Me neither, but James G. Cummings of Belfast, Maine, had (quoting Wikileaks) "four lots of one gallon containers of bomb-grade hydrogen peroxide, uranium, thorium (also radioactive), lithium metal, thermite, aluminum powder, beryllium (radiation booster), boron, black iron oxide and magnesium ribbon" which he somehow planned to set off at the inauguration. Personally, I don't think that volume of material could have been easily smuggled in anywhere near the inauguration activities without raising suspicion.

Why no press coverage of this story, apart from the Bangor Daily News?

Wikileaks has a summary; Wonkette has summarized that; the Washington D.C. Regional Threat and Analysis Center report (PDF) is here.

Pat Robertson on Christians studying the Koran

From the J-Walk blog:

Pat Robertson answers a question from a "pastor of a ministry to international college students" who asks whether his ministry leaders should be permitted to study the Koran in order to understand Islam, which he thinks is a bad idea since "there are plenty of Christian resources out there to get information on other religions."

Robertson's reply:

Kelly, it won't be wrong if somebody studies Islam, but they need guided study, because somebody needs to go along and point out the incredible inconsistencies in that book. And if you have a guided study of the Koran and see how much in there is just repetitious, how much comes out of the Old Testament and the New Testament, how much is just plagiarism from the Bible, etc.?.

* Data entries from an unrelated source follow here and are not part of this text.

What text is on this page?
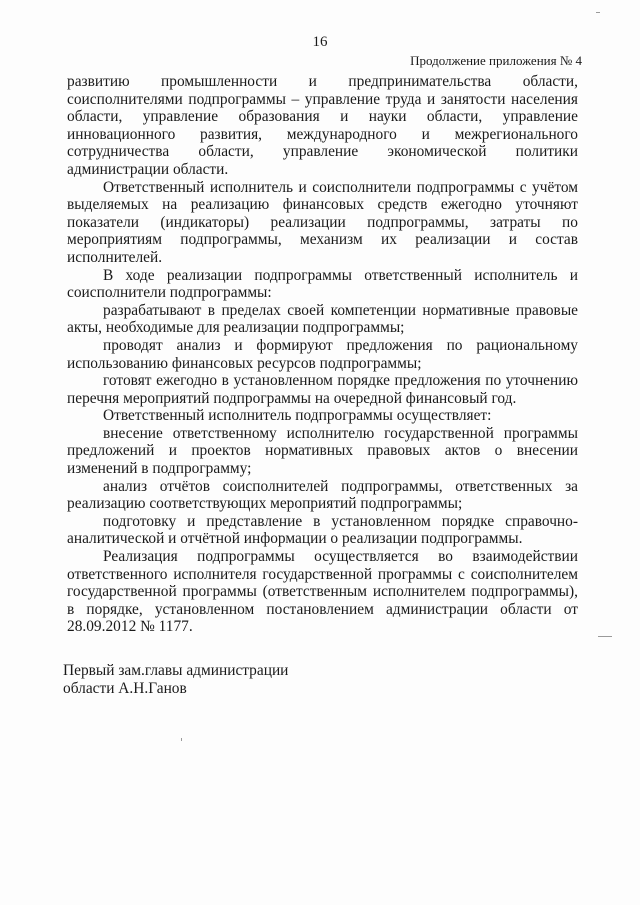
16
Продолжение приложения № 4

развитию промышленности и предпринимательства области, соисполнителями подпрограммы – управление труда и занятости населения области, управление образования и науки области, управление инновационного развития, международного и межрегионального сотрудничества области, управление экономической политики администрации области.

Ответственный исполнитель и соисполнители подпрограммы с учётом выделяемых на реализацию финансовых средств ежегодно уточняют показатели (индикаторы) реализации подпрограммы, затраты по мероприятиям подпрограммы, механизм их реализации и состав исполнителей.

В ходе реализации подпрограммы ответственный исполнитель и соисполнители подпрограммы:

разрабатывают в пределах своей компетенции нормативные правовые акты, необходимые для реализации подпрограммы;

проводят анализ и формируют предложения по рациональному использованию финансовых ресурсов подпрограммы;

готовят ежегодно в установленном порядке предложения по уточнению перечня мероприятий подпрограммы на очередной финансовый год.

Ответственный исполнитель подпрограммы осуществляет:

внесение ответственному исполнителю государственной программы предложений и проектов нормативных правовых актов о внесении изменений в подпрограмму;

анализ отчётов соисполнителей подпрограммы, ответственных за реализацию соответствующих мероприятий подпрограммы;

подготовку и представление в установленном порядке справочно-аналитической и отчётной информации о реализации подпрограммы.

Реализация подпрограммы осуществляется во взаимодействии ответственного исполнителя государственной программы с соисполнителем государственной программы (ответственным исполнителем подпрограммы), в порядке, установленном постановлением администрации области от 28.09.2012 № 1177.

Первый зам.главы администрации
области А.Н.Ганов
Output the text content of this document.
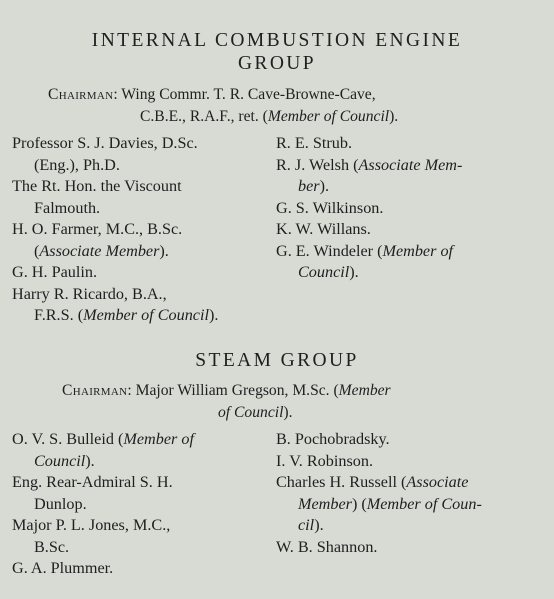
INTERNAL COMBUSTION ENGINE
GROUP
Chairman: Wing Commr. T. R. Cave-Browne-Cave,
C.B.E., R.A.F., ret. (Member of Council).

Professor S. J. Davies, D.Sc.
(Eng.), Ph.D.

The Rt. Hon. the Viscount
Falmouth.

H. O. Farmer, M.C., B.Sc.
(Associate Member).

G. H. Paulin.

Harry R. Ricardo, B.A.,
F.R.S. (Member of Council).

R. E. Strub.

R. J. Welsh (Associate Mem-
ber).

G. S. Wilkinson.

K. W. Willans.

G. E. Windeler (Member of
Council).

STEAM GROUP
Chairman: Major William Gregson, M.Sc. (Member
of Council).

O. V. S. Bulleid (Member of
Council).

Eng. Rear-Admiral S. H.
Dunlop.

Major P. L. Jones, M.C.,
B.Sc.

G. A. Plummer.

B. Pochobradsky.

I. V. Robinson.

Charles H. Russell (Associate
Member) (Member of Coun-
cil).

W. B. Shannon.
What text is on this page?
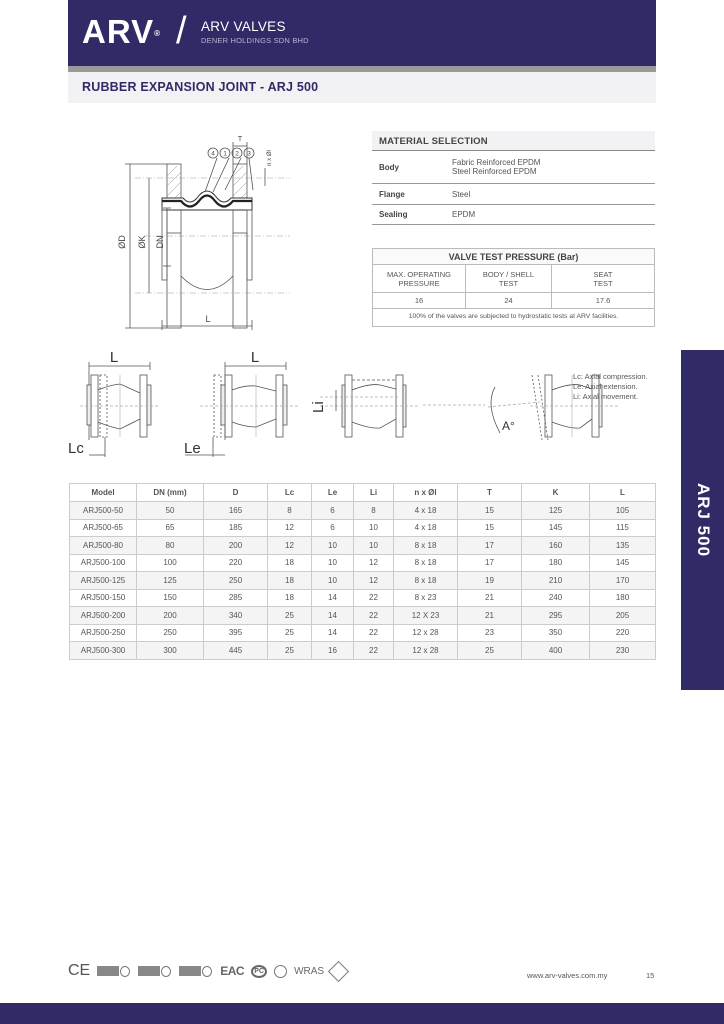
ARV® / ARV VALVES
DENER HOLDINGS SDN BHD
RUBBER EXPANSION JOINT - ARJ 500
4 1 2 3
ØD ØK DN
L
T
n x Øl
MATERIAL SELECTION
Body	Fabric Reinforced EPDM
Steel Reinforced EPDM
Flange	Steel
Sealing	EPDM
VALVE TEST PRESSURE (Bar)
MAX. OPERATING
PRESSURE
BODY / SHELL
TEST
SEAT
TEST
16	24	17.6
100% of the valves are subjected to hydrostatic tests at ARV facilities.
L	L
Lc	Le
Li
A°
Lc: Axial compression.
Le: Axial extension.
Li: Axial movement.
ARJ 500
Model	DN (mm)	D	Lc	Le	Li	n x Øl	T	K	L
ARJ500-50	50	165	8	6	8	4 x 18	15	125	105
ARJ500-65	65	185	12	6	10	4 x 18	15	145	115
ARJ500-80	80	200	12	10	10	8 x 18	17	160	135
ARJ500-100	100	220	18	10	12	8 x 18	17	180	145
ARJ500-125	125	250	18	10	12	8 x 18	19	210	170
ARJ500-150	150	285	18	14	22	8 x 23	21	240	180
ARJ500-200	200	340	25	14	22	12 X 23	21	295	205
ARJ500-250	250	395	25	14	22	12 x 28	23	350	220
ARJ500-300	300	445	25	16	22	12 x 28	25	400	230
CE	EAC	PC	WRAS	www.arv-valves.com.my	15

If you will go through it with them, I think it would be a very helpful exercise. But I doubt very seriously by reading the Koran they're going to get converted to Islam. I wouldn't worry about it. But I think they need to see it. They need to see what is in there. Many people who are Muslim don't know what the Koran says. And when you begin to tell them, they say, "Well, I don't believe that." And you say, "Well, it's in your sacred book. It's supposed to be holy words." So it won't hurt, but guided study.

Blogger John Walkenbach responds: "Now, turn that answer around a pretend it's in response to a Muslim asking if he should study the Bible. It still works!"

Indeed, with a few small changes. (Hat tip to Dave Palmer at the SKEPTIC list for the pointer to Robertson's Q&A.)